A Secretaria Nacional do Consumidor (Senacon), vinculada ao Ministério da Justiça e Segurança Pública, instaurou uma investigação para apurar a atuação da Spribe, empresa responsável pelo Aviator, conhecido como Jogo do Aviãozinho.
A medida amplia o cerco sobre a desenvolvedora do jogo, que já é alvo de um inquérito civil instaurado pelo Ministério Público do Distrito Federal e Territórios (MPDFT).
A nova apuração busca verificar possíveis violações aos direitos dos consumidores e ocorre após o MPDFT levantar suspeitas de que a empresa estaria disponibilizando o Aviator tanto para plataformas autorizadas pelo governo federal quanto para operadores clandestinos que atuam no Brasil.
Segundo os documentos obtidos pela coluna, a principal preocupação das autoridades é a possibilidade de o mesmo jogo certificado para o mercado regulado estar sendo oferecido simultaneamente em sites sem autorização para operar no país.
Entre no canal de WhatsApp da Coluna Mirelle PinheiroNa avaliação dos investigadores, essa prática pode comprometer a credibilidade do sistema de certificação criado para o mercado legal de apostas e expor consumidores a ambientes sem fiscalização.
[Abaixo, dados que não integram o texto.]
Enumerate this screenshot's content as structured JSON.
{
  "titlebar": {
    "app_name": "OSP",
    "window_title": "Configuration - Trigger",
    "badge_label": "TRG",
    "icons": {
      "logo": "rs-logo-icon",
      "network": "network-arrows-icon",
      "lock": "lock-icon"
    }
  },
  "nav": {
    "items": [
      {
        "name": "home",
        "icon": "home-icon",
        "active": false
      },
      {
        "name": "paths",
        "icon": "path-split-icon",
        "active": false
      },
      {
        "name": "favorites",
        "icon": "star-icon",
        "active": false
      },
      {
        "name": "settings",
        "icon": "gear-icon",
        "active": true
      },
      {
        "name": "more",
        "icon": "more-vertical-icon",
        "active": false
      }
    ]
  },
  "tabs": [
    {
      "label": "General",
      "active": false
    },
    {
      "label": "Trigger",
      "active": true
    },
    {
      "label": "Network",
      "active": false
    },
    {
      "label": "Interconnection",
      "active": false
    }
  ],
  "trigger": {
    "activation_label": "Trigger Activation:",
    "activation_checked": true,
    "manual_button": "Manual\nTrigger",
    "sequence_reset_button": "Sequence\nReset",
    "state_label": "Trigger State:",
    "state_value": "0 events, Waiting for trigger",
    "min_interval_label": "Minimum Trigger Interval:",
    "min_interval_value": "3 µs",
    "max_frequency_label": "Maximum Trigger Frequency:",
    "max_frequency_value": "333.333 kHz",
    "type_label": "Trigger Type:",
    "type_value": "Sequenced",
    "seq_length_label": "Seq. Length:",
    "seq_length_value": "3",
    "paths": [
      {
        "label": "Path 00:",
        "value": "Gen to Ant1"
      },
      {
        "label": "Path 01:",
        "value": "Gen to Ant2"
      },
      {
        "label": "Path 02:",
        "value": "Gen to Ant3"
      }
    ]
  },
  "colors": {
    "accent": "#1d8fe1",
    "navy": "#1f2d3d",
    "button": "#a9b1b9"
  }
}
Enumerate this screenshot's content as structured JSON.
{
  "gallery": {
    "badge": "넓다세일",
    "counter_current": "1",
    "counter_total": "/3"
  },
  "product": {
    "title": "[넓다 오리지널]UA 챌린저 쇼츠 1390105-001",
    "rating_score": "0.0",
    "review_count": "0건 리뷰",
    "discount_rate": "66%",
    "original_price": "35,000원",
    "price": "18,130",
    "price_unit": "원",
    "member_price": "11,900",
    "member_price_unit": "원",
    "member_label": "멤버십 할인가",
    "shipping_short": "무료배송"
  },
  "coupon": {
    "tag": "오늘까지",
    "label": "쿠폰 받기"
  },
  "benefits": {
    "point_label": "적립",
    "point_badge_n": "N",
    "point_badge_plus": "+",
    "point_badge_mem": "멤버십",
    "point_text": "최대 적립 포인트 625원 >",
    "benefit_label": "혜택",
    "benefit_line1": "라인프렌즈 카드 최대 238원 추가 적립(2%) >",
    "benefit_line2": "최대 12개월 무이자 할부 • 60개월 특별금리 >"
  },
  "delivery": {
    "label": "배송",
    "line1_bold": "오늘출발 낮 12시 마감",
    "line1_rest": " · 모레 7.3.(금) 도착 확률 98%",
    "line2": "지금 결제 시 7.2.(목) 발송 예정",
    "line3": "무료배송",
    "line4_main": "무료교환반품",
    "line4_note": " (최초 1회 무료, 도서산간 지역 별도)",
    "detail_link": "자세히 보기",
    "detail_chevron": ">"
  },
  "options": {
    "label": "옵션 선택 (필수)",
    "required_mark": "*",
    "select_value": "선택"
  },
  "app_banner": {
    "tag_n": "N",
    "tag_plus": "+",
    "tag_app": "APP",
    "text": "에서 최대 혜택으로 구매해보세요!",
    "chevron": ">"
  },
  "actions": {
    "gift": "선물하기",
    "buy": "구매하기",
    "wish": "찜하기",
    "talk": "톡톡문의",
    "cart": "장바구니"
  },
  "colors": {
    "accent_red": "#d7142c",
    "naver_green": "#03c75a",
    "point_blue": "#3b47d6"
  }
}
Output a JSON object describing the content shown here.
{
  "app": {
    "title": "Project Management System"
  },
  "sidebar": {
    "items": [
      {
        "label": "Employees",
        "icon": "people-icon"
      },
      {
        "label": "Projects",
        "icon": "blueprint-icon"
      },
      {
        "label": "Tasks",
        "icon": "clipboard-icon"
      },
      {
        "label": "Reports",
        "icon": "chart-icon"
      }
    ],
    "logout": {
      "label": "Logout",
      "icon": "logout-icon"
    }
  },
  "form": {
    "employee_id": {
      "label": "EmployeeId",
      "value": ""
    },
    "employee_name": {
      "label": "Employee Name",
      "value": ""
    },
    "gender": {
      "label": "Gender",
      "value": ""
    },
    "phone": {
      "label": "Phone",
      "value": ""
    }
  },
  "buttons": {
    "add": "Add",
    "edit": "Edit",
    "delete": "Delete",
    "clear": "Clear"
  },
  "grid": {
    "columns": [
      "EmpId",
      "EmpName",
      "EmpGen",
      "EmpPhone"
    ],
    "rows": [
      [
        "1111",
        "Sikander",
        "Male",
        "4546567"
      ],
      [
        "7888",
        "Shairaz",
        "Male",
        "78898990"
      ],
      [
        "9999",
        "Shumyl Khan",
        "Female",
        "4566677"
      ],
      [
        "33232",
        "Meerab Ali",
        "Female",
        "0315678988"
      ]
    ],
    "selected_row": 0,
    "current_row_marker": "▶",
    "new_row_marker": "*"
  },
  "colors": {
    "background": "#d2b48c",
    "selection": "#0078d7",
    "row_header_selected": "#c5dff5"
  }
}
A investigação do Ministério Público também analisa indícios de publicidade potencialmente enganosa, divergências entre as taxas de retorno divulgadas aos jogadores e os resultados efetivamente praticados, além da oferta de bônus condicionados ao volume de apostas, mecanismo conhecido como rollover, vedado pelas regras estabelecidas para o setor.
Na nota técnica que embasa o inquérito civil, o promotor Paulo Roberto Binicheski afirma que o foco é apurar a eventual responsabilidade da desenvolvedora do jogo por integrar uma cadeia que, em tese, pode causar prejuízos aos consumidores e à ordem econômica.
Outro ponto destacado pelo MPDFT diz respeito à concorrência. O entendimento preliminar é que empresas autorizadas assumem custos com auditorias, certificações, tributação, programas de integridade e fiscalização, enquanto operadores clandestinos atuariam sem essas exigências, criando desequilíbrio competitivo no mercado.
Como medida cautelar, o Ministério Público recomendou que a Secretaria de Prêmios e Apostas do Ministério da Fazenda avalie a suspensão da certificação técnica do Aviator e dos demais jogos da Spribe até que seja comprovada a interrupção do fornecimento a plataformas sem licença federal.
Também foi solicitado que a Agência Nacional de Telecomunicações (Anatel) analise o bloqueio de domínios utilizados para ofertar o jogo de forma irregular.
Com a abertura da investigação pela Senacon, o caso passa a ser acompanhado também pela principal autoridade federal de defesa do consumidor, ampliando a apuração sobre a atuação da empresa no mercado brasileiro de apostas on-line.
Até o momento, não há decisão judicial nem conclusão definitiva sobre as suspeitas. A investigação segue em andamento e deverá apurar eventual responsabilidade dos integrantes da cadeia de fornecimento e exploração do Aviator no país.